Services Agreement

This Services Agreement (the “Agreement”) is entered into by and between Investor Host LLC (the “Service Provider”) and the individual or entity completing the onboarding form and accepting these terms (the “Client”).

By accepting this Agreement, the Client agrees to the following:


Acceptance of Terms

By checking the box indicating acceptance of these terms on the onboarding form, the Client agrees to be bound by this Agreement. This action constitutes a legally binding electronic acceptance equivalent to a signed written agreement.

The effective date of this Agreement is the date the Client submits the onboarding form.


Scope of Services

The Service Provider will provide branding and website-related services, which may include branding strategy, logo design, website design and development, content creation, and related services (the “Services”).

The specific Services to be provided will be based on the Client’s selected package, onboarding form, or order details (the “Order Form”), which is incorporated into this Agreement.


Deliverables and Timeline

The Service Provider will deliver the agreed-upon Services in accordance with the Order Form.

The anticipated timeline for completion is approximately four to eight (4–8) weeks. Timelines are dependent on the Client providing timely feedback, approvals, and required materials. The Service Provider is not responsible for delays caused by lack of Client communication.


Payment

Total Fee:
The total fee for Services will be as specified in the Client’s Order Form, invoice, or checkout.

Payment Collection:
Payments may be collected by a third party on behalf of the Service Provider.

Deposits and Payments:
All payments, including deposits and installment payments, are non-refundable once processed.

In lieu of a refund, amounts paid may be converted into an in-house credit valid for one (1) year from the date of issue. This credit is non-transferable and must be used by the original Client. Unused credits expire after one year.
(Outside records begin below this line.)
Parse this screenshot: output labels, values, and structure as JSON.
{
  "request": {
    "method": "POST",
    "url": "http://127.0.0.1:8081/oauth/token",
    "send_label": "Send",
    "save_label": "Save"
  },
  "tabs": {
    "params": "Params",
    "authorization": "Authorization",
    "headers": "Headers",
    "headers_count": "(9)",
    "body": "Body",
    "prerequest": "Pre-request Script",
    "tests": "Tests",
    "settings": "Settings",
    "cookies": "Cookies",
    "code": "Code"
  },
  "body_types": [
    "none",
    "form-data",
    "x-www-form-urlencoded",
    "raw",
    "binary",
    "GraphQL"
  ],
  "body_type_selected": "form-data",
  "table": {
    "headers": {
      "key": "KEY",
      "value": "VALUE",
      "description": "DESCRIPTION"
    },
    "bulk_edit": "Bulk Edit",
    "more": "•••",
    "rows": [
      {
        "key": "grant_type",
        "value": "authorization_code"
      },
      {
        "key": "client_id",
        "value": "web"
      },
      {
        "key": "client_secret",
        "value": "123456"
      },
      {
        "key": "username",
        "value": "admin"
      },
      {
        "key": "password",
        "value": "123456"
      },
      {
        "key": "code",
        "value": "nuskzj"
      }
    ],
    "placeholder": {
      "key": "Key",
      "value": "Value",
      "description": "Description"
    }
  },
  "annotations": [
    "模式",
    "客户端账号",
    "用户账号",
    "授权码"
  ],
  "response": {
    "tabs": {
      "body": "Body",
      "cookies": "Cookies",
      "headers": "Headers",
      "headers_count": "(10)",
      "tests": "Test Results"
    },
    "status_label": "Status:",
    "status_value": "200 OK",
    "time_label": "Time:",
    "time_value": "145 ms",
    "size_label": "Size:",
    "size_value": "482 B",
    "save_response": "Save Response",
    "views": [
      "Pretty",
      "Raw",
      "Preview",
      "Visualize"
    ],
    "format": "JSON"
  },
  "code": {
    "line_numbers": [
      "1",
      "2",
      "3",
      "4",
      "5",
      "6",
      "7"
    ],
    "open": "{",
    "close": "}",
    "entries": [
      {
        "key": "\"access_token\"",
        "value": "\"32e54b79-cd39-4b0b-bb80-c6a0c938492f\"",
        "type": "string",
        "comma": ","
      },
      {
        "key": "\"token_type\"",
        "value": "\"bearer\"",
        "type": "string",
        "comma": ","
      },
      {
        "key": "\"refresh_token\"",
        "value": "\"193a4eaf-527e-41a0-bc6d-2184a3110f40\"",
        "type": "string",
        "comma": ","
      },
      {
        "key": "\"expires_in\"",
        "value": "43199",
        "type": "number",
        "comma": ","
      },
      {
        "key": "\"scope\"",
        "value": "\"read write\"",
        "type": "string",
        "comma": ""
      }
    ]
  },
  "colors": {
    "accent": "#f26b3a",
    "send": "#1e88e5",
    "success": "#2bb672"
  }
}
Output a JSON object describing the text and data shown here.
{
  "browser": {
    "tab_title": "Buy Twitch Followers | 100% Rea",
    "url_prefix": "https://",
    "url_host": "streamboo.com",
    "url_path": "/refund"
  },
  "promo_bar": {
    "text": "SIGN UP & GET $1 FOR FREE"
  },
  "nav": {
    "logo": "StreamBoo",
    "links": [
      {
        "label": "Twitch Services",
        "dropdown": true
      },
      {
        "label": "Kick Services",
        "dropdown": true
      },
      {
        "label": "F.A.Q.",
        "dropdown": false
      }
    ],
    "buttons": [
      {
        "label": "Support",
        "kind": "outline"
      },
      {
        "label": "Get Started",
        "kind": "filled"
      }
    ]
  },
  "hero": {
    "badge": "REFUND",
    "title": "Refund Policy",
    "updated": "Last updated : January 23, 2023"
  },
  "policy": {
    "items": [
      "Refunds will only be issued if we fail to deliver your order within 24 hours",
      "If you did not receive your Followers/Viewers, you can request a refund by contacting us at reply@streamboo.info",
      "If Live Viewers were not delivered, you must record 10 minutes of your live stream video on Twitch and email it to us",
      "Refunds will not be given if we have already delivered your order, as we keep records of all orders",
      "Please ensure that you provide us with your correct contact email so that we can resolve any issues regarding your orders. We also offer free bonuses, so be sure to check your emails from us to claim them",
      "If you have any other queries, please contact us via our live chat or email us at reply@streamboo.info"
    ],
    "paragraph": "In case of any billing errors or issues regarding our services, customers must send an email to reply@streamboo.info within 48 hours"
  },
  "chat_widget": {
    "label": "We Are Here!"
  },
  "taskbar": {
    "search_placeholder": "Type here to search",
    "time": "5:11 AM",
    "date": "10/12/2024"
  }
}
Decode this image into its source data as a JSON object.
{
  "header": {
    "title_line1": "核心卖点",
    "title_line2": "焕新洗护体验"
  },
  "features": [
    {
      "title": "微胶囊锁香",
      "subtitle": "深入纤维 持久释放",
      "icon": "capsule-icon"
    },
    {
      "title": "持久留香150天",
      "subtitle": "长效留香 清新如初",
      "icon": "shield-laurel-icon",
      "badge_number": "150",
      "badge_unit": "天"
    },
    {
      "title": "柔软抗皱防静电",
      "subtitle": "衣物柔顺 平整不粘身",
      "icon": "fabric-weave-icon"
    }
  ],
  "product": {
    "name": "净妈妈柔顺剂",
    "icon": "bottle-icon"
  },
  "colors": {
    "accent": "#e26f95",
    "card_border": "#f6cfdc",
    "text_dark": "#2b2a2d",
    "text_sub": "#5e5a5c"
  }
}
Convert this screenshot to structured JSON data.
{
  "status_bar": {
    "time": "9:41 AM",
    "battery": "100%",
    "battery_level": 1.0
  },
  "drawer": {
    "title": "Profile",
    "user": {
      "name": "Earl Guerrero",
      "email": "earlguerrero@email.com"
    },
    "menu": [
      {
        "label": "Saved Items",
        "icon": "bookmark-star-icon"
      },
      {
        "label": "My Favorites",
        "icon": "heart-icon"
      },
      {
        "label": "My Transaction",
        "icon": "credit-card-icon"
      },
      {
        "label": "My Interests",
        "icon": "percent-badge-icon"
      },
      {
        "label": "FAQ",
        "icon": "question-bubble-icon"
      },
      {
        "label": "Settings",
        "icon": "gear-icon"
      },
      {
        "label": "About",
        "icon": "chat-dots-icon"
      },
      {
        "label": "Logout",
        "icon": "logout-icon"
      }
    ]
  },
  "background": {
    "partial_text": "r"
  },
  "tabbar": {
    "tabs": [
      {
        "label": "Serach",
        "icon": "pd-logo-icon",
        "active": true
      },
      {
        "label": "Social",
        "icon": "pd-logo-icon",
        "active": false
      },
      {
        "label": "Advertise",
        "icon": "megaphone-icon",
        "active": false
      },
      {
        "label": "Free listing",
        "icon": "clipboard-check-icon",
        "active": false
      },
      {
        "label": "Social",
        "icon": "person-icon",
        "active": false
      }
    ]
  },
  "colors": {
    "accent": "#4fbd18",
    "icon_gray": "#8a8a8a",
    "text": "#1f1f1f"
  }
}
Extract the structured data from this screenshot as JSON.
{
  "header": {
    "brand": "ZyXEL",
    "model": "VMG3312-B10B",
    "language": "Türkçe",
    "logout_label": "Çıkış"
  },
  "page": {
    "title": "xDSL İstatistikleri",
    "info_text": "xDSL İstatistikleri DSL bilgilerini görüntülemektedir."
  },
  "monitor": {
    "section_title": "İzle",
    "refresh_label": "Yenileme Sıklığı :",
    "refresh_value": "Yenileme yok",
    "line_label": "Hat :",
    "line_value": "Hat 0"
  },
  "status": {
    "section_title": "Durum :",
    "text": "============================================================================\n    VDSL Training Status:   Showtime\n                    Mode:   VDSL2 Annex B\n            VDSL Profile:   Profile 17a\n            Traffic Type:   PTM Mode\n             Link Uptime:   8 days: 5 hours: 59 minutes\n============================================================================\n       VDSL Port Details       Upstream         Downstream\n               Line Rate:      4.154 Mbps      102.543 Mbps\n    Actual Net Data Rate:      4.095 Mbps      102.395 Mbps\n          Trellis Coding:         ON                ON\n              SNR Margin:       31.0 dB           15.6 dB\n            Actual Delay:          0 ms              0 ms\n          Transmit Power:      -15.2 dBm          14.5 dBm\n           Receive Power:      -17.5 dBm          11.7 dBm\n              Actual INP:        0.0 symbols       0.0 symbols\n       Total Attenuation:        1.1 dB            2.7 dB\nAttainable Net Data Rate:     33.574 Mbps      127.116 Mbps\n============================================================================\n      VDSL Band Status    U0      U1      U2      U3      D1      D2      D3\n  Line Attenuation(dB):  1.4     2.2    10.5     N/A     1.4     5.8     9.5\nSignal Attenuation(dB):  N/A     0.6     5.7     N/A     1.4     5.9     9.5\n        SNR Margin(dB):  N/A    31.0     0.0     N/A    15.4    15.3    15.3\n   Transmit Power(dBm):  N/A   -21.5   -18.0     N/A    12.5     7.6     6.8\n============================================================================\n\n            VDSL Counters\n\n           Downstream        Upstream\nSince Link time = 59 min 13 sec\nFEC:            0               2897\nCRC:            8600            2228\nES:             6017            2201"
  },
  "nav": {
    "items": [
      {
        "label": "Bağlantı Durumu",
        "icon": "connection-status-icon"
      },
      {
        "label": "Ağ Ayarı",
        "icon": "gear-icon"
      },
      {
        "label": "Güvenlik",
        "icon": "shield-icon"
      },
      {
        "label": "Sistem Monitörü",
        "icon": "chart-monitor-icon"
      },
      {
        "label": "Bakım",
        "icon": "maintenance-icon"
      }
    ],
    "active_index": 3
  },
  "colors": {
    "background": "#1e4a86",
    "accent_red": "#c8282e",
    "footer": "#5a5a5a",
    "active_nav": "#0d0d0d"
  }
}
Revisions and Additional Work

Reasonable revisions may be included as part of the Services. Requests outside the agreed scope may require additional fees and will be quoted separately.


Intellectual Property Rights

Ownership:
The Service Provider retains ownership of all original designs, source files, and materials until full payment is received.

Upon full payment, the Client is granted a non-exclusive, worldwide, perpetual license to use the final deliverables for business purposes.

Content Licensing:
Any ghostwritten articles, whitepapers, or proprietary content provided by the Service Provider remain the intellectual property of the Service Provider and are licensed for use only while the Client maintains an active website subscription (if applicable).

These materials may not be reused, distributed, or republished outside of the Client’s website without written permission. Upon termination of services, the Client’s right to use these materials ends.


Hosting and Maintenance

Hosting Requirement:
Hosting may be required for the website to function properly.

Optional Maintenance:
The Service Provider may offer optional maintenance services for updates, security, and performance.

Subscription Billing:
Hosting and maintenance (if selected) are billed on a recurring basis beginning after website completion.


Subscription Cancellation and Data Export

Upon cancellation, the Service Provider will provide a website data export in XML format, which may include pages, posts, and standard content.

Custom designs, proprietary systems, themes, or licensed content may not be included in the export.


Communication

The primary method of communication will be email using the address provided by the Client.

The Client is responsible for responding in a timely manner. Delays in communication may impact timelines, and the Service Provider is not responsible for project delays resulting from lack of Client response.


No Guarantees

The Client acknowledges that the Service Provider does not guarantee specific business results, including but not limited to lead generation, revenue, or investment outcomes.


Chargebacks and Disputes

The Client agrees not to initiate chargebacks or payment disputes for services rendered.

If the Client has any concerns, they agree to contact the Service Provider directly to resolve the issue.


Confidentiality

Both parties agree to keep confidential any proprietary or sensitive information shared during the course of this Agreement and not disclose such information without prior written consent.


Choice of Law and Venue

This Agreement shall be governed by the laws of the State of Vermont.

Any disputes arising from this Agreement shall be resolved in the state or federal courts located in Vermont. The Client consents to jurisdiction in these courts.


Entire Agreement

This Agreement constitutes the entire agreement between the parties and supersedes all prior communications or understandings, whether written or oral.